4.3.08

Becoming a tutor (2)

A girl wrote me an email after reading my last blog.

She wrote:

Hey, how was your lesson plan going? Good to hear that you've got a teaching job! It sounds really good for you. I actually couldn't have a good teacher for reading English novels at uni and I felt quite boring at that time. However, when i read your blog, i realised the teacher should have wanted us to know something as you think. Do you know what i mean? I didn't understand not only the contents of novels but also how the teacher wanted to tell us. Although i have taken the teacher training course, i couldn't even try to understand the teacher... Bad student me.... As you wrote in your blog, some students have already discouraged in reading English novels. It's sometimes more than just boring: quite painful for students who don't like foreign languages. Hopefully, you'll show how English novels are interesting... (Do you think what i wrote is pressure?? If so, sorry about that...)

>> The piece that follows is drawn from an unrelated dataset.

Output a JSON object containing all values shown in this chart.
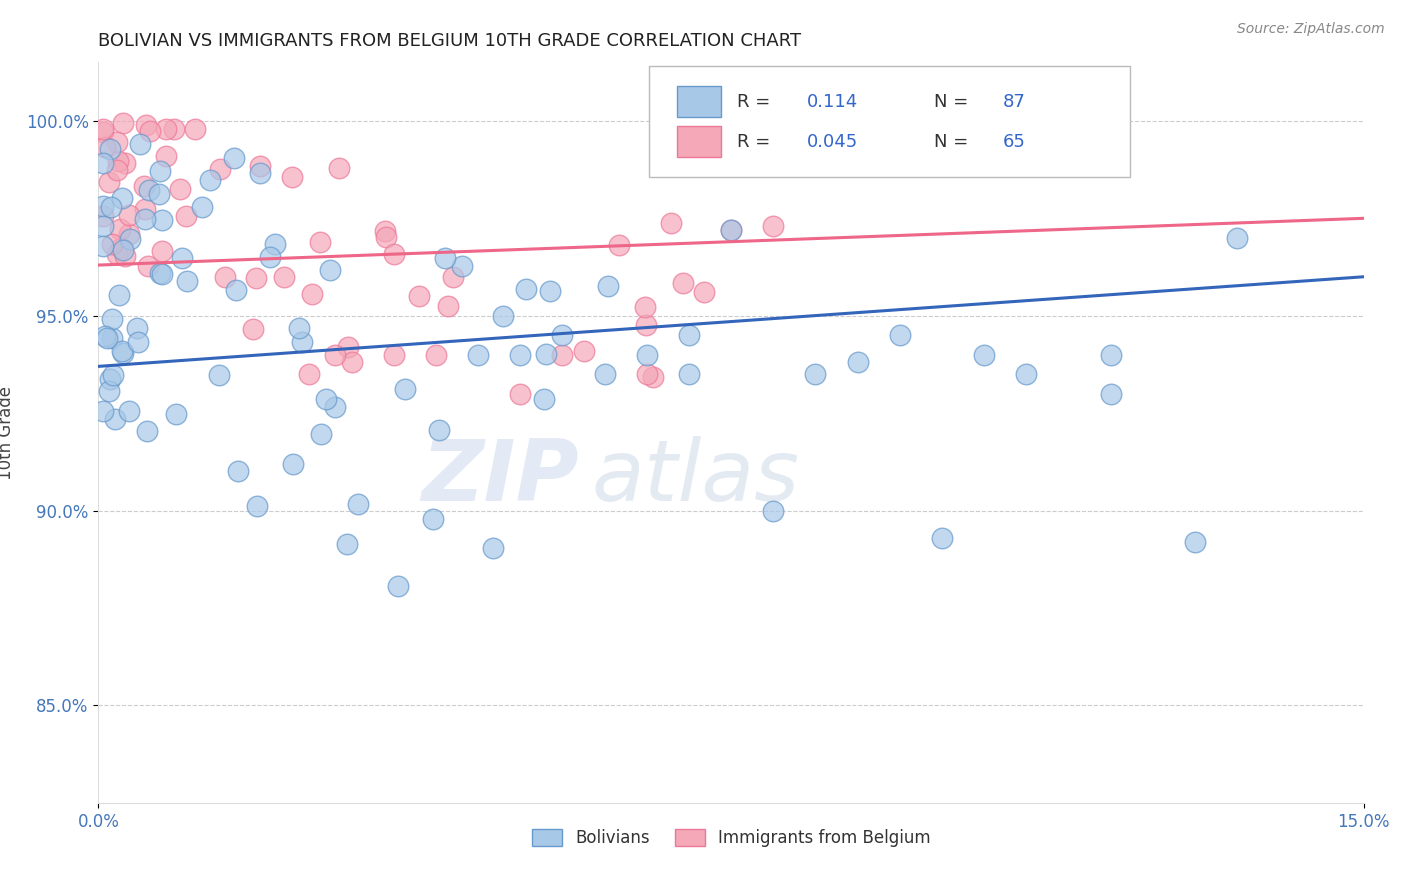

I heard that it's not that the book is boring but that the reader is bored. If what I can do is to show students why I find something interesting then it shall not be too hard for me to do. Through interesting works of art they get engrossed in the world of words (in English) and from there they pick up useful phrases and expressions which later transform into their own and stored in their minds to be used in occasions.

This is not to be accounted in the syllabus, but to be kept in my mind only and shown in my teaching.

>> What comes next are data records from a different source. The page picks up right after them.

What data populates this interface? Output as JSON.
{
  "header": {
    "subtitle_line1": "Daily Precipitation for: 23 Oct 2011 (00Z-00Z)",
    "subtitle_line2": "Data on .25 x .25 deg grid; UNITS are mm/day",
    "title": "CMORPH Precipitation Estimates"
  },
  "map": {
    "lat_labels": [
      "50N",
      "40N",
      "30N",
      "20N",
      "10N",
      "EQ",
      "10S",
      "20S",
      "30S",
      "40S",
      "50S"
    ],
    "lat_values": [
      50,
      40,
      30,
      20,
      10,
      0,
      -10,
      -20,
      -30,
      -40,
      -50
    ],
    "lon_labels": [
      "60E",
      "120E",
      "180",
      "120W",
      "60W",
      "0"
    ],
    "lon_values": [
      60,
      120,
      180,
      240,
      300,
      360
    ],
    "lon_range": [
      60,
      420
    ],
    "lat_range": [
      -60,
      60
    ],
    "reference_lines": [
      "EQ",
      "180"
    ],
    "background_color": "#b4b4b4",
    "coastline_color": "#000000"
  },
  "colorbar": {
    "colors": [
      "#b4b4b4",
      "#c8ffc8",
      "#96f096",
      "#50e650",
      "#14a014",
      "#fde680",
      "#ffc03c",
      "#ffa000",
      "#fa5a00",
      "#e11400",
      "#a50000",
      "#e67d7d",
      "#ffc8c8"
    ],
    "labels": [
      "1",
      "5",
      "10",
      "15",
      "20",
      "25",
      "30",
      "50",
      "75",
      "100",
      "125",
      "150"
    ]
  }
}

I want to remind myself that students are not going to immediately improve their language skills through my course. No tutor is as influential as that, and a course, no matter how significant, is just a tiny part of a student's entire process of learning. If they ever are so clear about what they genuinely want to learn, that is.

I suppose I find it important to share with students how to become a learner, or reader in this case. With enough support, they will be able to learn/read things on their own, rather than always being in need of instructions. I am not saying I can do this systematically myself, though.